Una luce violenta come è possibile solo nei torpidi pomeriggi estivi in Sicilia, bagliore così intenso che fa male agli occhi. All’orizzonte colline disegnate da viti e fichi d’india. Un casupola bianca, tutta su un piano, con un patio coperto da tralci a cui stanno appesi grappoli d’uva non ancora maturi. Un tavolo con la superficie a rete, di acciaio dipinto di bianco, accompagnato da sedie uguali per ricamo e colore. Un gatto steso su un muretto di calce fa la siesta accarezzato da un’aria leggera. Tra la casupola e le colline coltivate, una strada polverosa pendente e deserta.
Accovacciata su una sedia del patio, cerco di allenare gli occhi a quel paesaggio così diverso dall’abituale. Ho come la paura di non saper guardare; non voglio che accada, voglio raccogliere ogni cosa nelle rétine e nella memoria. Temo di non venire più in questo scampolo di campagna arroventata in cui il tempo è scandito da ritmi antichi, ormai perduti nel luogo dove vivo.
Lentezza e luce sono le cifre del viaggio nell’isola.
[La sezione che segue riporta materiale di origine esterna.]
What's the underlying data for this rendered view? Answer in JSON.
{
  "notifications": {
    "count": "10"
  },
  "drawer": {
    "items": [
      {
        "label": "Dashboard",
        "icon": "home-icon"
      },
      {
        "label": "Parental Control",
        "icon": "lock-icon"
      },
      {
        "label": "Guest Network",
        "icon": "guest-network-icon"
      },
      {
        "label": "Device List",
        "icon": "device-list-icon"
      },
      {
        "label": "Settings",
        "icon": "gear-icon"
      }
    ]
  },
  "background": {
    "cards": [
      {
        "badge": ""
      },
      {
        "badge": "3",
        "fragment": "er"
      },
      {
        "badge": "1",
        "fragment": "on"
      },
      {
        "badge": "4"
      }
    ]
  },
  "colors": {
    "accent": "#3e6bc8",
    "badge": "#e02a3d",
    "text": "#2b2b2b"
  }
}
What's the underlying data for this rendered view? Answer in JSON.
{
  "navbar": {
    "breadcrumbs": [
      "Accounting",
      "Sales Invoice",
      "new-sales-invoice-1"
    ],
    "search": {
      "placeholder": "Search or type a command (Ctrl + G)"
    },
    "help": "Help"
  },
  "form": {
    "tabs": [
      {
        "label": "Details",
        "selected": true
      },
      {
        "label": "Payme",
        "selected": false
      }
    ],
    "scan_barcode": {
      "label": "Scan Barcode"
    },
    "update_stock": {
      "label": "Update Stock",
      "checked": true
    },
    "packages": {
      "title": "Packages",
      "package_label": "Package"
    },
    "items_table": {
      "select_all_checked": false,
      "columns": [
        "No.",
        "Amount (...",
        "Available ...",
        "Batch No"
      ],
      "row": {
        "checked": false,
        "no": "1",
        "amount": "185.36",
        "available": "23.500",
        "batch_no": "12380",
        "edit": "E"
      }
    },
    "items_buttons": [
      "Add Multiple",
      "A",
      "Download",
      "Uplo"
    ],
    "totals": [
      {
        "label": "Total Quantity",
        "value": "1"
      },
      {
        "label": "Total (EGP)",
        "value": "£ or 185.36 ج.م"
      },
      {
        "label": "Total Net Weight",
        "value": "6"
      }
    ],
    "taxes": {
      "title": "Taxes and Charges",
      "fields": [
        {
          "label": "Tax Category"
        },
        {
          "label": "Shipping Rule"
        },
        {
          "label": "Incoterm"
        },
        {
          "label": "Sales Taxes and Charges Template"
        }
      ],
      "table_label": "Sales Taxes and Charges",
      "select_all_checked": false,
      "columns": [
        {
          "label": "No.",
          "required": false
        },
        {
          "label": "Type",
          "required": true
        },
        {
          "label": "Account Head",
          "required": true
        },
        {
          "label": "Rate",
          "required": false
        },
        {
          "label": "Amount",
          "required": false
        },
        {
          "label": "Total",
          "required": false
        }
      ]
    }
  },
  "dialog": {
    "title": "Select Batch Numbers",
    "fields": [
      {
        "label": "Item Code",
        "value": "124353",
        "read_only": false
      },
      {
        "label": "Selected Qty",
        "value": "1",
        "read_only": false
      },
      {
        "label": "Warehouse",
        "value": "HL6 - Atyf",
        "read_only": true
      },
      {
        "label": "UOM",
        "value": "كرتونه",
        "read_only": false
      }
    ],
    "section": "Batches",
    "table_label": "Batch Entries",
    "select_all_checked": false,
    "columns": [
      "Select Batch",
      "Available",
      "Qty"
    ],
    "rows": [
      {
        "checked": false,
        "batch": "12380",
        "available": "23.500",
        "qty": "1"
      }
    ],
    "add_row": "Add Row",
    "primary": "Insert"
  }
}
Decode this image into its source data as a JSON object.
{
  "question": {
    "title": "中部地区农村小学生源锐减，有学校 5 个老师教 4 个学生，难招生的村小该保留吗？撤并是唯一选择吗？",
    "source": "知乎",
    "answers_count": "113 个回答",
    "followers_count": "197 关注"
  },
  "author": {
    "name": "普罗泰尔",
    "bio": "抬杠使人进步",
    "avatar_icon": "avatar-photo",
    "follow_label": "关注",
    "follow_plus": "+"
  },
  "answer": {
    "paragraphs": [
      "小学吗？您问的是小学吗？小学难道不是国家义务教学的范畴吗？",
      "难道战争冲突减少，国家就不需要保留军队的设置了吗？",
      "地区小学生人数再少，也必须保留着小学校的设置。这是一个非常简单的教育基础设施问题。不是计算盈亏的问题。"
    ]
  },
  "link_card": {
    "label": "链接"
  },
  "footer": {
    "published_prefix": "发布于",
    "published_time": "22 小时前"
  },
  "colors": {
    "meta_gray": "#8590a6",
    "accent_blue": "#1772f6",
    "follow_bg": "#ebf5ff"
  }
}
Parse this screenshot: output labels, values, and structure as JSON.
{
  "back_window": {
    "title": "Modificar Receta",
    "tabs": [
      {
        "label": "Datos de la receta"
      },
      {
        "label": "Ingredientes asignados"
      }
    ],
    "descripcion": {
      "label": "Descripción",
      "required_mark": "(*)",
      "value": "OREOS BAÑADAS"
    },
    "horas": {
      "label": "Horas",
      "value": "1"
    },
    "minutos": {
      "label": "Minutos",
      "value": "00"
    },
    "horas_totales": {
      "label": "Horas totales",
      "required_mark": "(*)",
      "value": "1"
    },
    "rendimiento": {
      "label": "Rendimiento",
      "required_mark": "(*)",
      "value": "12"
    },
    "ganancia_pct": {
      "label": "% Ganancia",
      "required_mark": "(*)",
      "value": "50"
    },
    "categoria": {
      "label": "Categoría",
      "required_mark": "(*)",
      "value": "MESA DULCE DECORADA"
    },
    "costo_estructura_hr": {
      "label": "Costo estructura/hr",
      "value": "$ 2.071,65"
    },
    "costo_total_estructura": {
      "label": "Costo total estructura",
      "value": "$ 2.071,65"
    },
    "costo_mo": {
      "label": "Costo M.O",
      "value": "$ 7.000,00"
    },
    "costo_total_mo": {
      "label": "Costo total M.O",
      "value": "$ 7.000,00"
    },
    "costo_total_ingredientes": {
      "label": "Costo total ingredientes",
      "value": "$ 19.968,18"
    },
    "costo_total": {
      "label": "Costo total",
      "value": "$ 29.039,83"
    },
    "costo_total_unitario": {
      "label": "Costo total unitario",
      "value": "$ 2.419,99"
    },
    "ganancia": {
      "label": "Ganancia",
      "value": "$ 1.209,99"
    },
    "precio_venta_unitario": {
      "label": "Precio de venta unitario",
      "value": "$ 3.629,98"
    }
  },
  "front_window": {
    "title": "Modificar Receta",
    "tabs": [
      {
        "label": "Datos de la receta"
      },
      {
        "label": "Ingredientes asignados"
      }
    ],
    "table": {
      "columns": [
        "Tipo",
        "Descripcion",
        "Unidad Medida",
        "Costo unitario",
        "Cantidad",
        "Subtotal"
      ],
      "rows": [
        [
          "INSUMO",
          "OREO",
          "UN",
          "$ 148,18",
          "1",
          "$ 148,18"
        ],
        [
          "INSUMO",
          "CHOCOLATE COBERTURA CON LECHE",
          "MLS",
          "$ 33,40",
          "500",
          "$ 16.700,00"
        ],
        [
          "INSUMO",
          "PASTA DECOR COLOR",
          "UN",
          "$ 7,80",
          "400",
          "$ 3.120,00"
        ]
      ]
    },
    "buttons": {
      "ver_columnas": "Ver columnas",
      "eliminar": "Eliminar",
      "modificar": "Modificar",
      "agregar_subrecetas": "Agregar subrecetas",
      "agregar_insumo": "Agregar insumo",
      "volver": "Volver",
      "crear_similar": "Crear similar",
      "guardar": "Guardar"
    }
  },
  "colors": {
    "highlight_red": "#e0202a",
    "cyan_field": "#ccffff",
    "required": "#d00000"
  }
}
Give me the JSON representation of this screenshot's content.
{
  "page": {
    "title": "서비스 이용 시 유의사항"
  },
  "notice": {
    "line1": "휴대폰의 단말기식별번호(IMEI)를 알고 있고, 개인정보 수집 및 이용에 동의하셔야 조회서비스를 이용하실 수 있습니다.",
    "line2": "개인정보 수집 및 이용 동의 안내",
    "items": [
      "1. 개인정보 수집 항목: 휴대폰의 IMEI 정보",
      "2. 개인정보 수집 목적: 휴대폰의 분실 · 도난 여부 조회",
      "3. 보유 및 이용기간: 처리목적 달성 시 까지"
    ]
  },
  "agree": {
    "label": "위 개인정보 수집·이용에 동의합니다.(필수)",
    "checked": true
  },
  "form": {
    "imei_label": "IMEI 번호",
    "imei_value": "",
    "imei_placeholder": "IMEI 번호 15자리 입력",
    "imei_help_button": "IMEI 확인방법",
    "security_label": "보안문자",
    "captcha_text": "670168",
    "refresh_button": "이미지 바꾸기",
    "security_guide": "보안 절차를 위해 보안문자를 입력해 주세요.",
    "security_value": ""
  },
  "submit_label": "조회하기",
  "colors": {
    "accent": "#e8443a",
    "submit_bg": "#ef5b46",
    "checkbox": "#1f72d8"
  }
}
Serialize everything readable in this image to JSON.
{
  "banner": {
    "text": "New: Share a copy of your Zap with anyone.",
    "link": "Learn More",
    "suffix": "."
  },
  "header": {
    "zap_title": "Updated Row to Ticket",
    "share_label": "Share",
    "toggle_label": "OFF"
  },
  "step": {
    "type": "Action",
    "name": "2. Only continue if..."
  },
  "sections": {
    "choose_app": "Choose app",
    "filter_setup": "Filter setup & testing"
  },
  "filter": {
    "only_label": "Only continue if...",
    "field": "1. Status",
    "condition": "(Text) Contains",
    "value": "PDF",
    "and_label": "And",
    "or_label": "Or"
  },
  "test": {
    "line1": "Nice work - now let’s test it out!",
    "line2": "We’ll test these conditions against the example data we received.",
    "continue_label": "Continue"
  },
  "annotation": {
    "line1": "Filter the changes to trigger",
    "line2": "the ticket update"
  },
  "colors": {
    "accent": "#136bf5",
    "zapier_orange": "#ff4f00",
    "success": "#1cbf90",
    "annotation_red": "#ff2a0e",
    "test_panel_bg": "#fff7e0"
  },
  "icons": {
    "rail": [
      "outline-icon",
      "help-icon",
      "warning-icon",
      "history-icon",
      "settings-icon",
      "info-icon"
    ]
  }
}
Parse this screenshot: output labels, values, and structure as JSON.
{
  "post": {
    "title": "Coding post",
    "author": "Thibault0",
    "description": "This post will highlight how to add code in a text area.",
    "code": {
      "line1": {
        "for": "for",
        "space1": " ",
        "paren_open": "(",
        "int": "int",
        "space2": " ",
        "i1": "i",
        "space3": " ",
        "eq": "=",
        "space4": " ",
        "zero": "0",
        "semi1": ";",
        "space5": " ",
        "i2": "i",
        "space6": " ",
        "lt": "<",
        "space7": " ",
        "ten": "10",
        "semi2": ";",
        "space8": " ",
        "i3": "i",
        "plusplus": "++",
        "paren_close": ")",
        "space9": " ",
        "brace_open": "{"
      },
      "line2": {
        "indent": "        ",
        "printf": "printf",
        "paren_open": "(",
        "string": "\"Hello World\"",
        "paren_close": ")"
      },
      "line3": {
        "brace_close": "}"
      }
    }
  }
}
Siamo partiti dal porto di Genova sotto un temporale, abbiamo attraversato il mar Tirreno per ventiquattro ore intravedendo i profili verdognoli e montuosi dell’Elba, della Corsica e della Sardegna per attraccare il giorno dopo sotto il sole di Palermo.
Abbiamo pranzato in un ristorante sul mare e ci siamo diretti in automobile verso San Cono, paese di poche anime che riposa sulle colline dell’entroterra siculo.
Ho visto viadotti finire nel nulla mentre mio padre guidava sulla litoranea.
Ora siamo qui, al paese dei bisnonni, ospiti in casa loro. Due persone esili, un po’ curvate dalle fatiche e dall’età, di pochissime parole ma con gli occhi luminosi quando mi vedono finalmente in carne e ossa e non su una pellicola. Mi piacciono, non li sento estranei anche se non li ho mai incontrati prima.
Le giornate seguono una routine abbastanza consolidata: sveglia verso le 9, colazione e passeggiata fino ad arrampicarsi sulla piazza della Chiesa, appollaiata in cima al colle. Sempre tanta luce, intensa, a svelare gli edifici bassi ai lati della visuale dietro alle sedie sparse dove gli anziani trascorrono il tempo. Mi stupisco di questa parata: mi chiedo cosa ci sia di così interessante da vedere in un posto che non appare esattamente movimentato. Eppure scopro che è consuetudine, anche nei paesi vicini, portarsi una seggiola e starsene lì tutto il giorno. E noi, i miei genitori ed io, costituiamo una novità considerevole: arriviamo dal continente, siamo i parenti del professuri, che se n’è andato al nord tanto tempo prima e che torna ogni estate. Non saprei dire se tanta attenzione mi faccia piacere o crei disagio.
Dopo il pranzo, che non finisce mai prima delle 15, ci ritiriamo nella frescura delle nostre stanze da letto. Osservando le righe di luce proiettate dalle persiane accostate ci lasciamo andare a un sonno leggero ma che appare necessario in quel luogo, in quel momento. Sul tardo pomeriggio, quando la temperatura è accettabile e inizia ad alzarsi un po’ di vento, usciamo e visitiamo i paesi vicini.
Tra un abitato e l’altro solo campagna, coltivata o arida. Nulla a che fare che le case del luogo da cui provengo, che si snodano contigue e tutte simili intervallate solo da capannoni e strade, senza verde e senza anima.
In questi giorni ho imparato ad amare la Sicilia di un amore forte ma incostante: isola senza difese dagli invasori ma accogliente con chi migra per sopravvivere, bollente e silenziosa, fuoco che vive sotto la terra pronto ad esplodere dai crateri dell’Etna.
Penso a tutto questo, rannicchiata sulla sedia sotto i tralci di vite il giorno prima della partenza. Penso che appartengo in qualche modo a questa terra sconosciuta fino a poco tempo fa, che nelle mie vene scorrono anche linee di sangue greche, latine, arabe, normanne, spagnole, e chissà quali altre. Penso che la mia esistenza non può esaurirsi in mezzo a villette costruite dai proprietari nei fine settimana, a enormi cubi industriali di lamiera grigia, a strade asfaltate senza più alberi ai margini. Eppure non riuscirei a vivere in pace nemmeno qui: riconosco finalmente il disagio che mi accompagna da sempre e che non mi fa sentire accolta davvero in alcun luogo.
Il sole nel frattempo si è spostato verso ovest e un raggio riesce a infilarsi tra gli intarsi della vite che mi fa da tetto. Eccola di nuovo questa luce iridescente. Porto una mano alla fronte e cerco di ripararmi da una verità troppo intensa.